Two charged capacitors cross connected to each other

[PhysicsUnderg]

Homework Statement

Capacitors C1 = 6.99 mF and C2 = 1.72 mF are charged as a parallel combination across a 219 V battery. The capacitors are disconnected from the battery and from each other. They are then connected positive plate to negative plate and negative plate to positive plate. Calculate the resulting charge on capacitor C1

Homework Equations

V=Q/C, Q=CV

The Attempt at a Solution

I really do not know how to start this problem.

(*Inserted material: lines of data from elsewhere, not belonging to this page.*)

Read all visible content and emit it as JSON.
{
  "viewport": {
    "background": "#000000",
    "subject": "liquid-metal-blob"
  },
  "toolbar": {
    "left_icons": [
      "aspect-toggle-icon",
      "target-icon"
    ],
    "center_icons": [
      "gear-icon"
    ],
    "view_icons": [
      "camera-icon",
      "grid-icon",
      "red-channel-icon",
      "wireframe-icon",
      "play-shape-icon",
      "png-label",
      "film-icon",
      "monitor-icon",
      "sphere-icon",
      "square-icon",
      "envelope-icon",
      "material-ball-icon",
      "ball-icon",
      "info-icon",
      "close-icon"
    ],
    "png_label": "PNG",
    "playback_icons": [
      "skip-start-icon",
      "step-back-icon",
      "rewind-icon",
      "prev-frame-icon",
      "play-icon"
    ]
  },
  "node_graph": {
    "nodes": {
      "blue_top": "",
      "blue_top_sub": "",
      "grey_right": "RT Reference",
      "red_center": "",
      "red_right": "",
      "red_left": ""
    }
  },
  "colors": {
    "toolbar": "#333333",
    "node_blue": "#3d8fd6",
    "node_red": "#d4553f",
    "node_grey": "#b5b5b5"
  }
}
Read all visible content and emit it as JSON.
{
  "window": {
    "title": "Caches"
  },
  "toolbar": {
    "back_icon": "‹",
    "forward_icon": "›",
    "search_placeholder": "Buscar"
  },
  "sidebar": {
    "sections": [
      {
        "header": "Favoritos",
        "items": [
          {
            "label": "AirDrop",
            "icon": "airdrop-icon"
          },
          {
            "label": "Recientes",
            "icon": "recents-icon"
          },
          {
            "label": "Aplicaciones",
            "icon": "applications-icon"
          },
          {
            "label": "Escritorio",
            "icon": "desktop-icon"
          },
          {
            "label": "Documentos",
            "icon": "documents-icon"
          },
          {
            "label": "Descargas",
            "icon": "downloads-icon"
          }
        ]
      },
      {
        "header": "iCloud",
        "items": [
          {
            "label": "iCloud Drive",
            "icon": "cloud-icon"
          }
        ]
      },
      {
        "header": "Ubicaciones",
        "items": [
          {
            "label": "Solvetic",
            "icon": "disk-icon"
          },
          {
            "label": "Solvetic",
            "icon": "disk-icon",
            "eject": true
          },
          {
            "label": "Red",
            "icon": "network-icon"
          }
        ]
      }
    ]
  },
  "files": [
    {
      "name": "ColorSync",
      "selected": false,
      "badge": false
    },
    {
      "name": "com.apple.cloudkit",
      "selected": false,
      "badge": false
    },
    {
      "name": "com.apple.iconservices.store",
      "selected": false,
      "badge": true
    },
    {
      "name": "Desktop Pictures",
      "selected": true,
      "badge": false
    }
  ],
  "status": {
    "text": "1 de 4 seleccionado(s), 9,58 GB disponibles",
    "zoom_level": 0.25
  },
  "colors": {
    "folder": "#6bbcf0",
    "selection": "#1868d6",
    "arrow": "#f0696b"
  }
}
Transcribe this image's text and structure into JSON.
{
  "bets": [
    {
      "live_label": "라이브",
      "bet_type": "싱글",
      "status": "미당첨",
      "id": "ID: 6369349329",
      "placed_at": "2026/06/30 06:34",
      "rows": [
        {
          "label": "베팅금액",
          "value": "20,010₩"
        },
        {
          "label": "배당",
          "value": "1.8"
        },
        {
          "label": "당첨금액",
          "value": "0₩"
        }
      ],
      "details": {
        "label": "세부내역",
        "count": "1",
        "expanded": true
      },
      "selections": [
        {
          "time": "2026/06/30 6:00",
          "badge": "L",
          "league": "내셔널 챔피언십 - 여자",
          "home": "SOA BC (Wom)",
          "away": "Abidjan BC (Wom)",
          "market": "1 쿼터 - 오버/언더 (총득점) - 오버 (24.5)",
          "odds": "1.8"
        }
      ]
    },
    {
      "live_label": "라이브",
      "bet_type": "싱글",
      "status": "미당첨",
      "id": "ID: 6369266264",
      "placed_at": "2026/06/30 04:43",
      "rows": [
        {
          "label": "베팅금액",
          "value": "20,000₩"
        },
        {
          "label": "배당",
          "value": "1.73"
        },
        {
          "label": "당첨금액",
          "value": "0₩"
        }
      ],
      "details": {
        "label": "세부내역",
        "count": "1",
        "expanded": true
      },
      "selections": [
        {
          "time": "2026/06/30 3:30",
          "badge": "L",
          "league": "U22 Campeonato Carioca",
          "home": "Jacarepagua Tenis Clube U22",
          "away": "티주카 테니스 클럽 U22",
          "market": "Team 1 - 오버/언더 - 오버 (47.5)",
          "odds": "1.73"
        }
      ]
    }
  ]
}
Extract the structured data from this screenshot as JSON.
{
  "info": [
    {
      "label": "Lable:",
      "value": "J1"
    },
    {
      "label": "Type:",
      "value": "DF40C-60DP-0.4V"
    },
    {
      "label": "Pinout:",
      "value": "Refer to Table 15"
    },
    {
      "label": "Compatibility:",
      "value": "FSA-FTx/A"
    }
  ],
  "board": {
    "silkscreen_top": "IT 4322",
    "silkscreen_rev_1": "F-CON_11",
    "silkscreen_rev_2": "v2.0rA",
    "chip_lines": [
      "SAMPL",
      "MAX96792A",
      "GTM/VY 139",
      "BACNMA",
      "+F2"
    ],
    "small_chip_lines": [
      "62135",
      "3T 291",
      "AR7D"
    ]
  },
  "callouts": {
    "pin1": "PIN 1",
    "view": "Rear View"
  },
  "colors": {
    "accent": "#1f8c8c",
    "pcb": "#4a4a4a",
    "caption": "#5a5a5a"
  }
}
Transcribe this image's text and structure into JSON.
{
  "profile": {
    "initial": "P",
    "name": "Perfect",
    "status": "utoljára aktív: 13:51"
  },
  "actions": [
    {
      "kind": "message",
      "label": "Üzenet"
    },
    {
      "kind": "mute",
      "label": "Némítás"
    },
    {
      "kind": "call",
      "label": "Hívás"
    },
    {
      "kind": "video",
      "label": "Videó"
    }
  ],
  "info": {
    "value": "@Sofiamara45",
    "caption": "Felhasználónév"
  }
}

I guess I don't know what is meant by the connection of positive plate to negative plate, visa versa... how does this effect the voltage? How do I reason out this problem?

 

[rl.bhat]

When thew capacitors are connected in parallel, voltage across each capacitor is the same and tha charge on each plate is
Q1 = C1V and Q2 = C2V.
When you connect positive plate to negative plate, charges will flow from one plate to the other until both the plates acquire the equal charges. And the charge on each plate will be (Q1 - Q2)/2.

 

[collinsmark]

I really do not know how to start this problem.

Finding charge on each capacitor, when charged by the 219 V battery, might be a good start.

I guess I don't know what is meant by the connection of positive plate to negative plate, visa versa...

Perhaps I can try to explain. Imagine for a moment that everything is color coded. Each capacitor has a red terminal and a blue terminal. The battery also has a red terminal (say, positive), and a blue terminal (negative).

When the are capacitors are charged by the 219 V battery, all the colors match

red..red..red +(positive)
.|...|...|
___...___...|
___...___...Batt
.|...|...|
blue blue blue -(negative)

Once charged, the battery is removed.

red..red
.|...|
___...___
___...___
.|...|
blue blue

Then, the capacitors are unconnected from each other. One is flipped upside down, and connected back to the other capacitor.


red..blue
.|...|
___...___
___...___
.|...|
blue red